The lightweight men’s four – Todd Skipworth (WAIS), Ben
Cureton (WAIS), Samuel Beltz, Anthony Edwards - gave it a great crack with the
current world champions, rowing hard from lane 6 to be second to Denmark after
500m and again at the 1000m and 1500m marks. They looked comfortable and when
they made their move looked like they would catch the Danes over the final 500
But the challenges came hard and fast. First Great
Britain and then the flying South Africans, who upstaged everyone to take the
gold on the line in 6:02.84.
The British got the silver and Denmark the bronze with
the Australian challenge fading over the final 150 metres. Only 0.32 seconds
separated gold from bronze and Australia was less than a second off bronze with
Edwards who was rowing in the bow seat was disappointed
but knew the crew had put themselves in the right spot to medal.
"We couldn’t have
done anything more,” Edwards said. "It was a great start today, and a great
middle 1000. We just didn’t have anything left in the last 200.”
The Australian women’s eight crew, containing WAIS
athletes Alex Hagan and Hannah Vermeersch, also missed out on the medals,
finishing sixth in their final.
The Australian women’s eight were the slowest of the six
crews at the start before pushing hard to stay in touch with the leaders and
sit fourth after 500m.
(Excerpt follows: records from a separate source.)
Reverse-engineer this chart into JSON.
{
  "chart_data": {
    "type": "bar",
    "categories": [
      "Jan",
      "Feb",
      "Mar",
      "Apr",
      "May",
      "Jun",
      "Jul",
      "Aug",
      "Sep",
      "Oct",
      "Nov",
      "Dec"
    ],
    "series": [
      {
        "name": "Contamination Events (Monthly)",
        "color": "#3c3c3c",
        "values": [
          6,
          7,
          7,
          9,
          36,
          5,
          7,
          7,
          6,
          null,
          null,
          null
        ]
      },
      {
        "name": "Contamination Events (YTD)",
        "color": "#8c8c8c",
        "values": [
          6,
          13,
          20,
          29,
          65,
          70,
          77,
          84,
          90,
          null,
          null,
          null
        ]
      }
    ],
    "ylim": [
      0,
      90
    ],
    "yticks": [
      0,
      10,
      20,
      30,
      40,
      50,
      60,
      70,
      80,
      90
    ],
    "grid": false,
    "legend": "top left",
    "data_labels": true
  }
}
Halfway down the course the Australians were fifth with
the United States, Canada and Netherlands clearing out from Romania, Australia
and Great Britain.
The Australian crew of Phoebe Stanley (stroke), Sally
Kehoe, Alexandra Hagan, Tess Gerrand, Sarah Cook, Robyn Selby Smith, Renee
Chatterton, Hannah Vermeersch and Elizabeth Patrick (cox) had slipped to fifth
at the halfway mark before eventually being pipped on the line by the British
to place sixth, in 6:18.86sec.
The USA took the gold in 6:10.59, ahead of Canada and The Netherlands.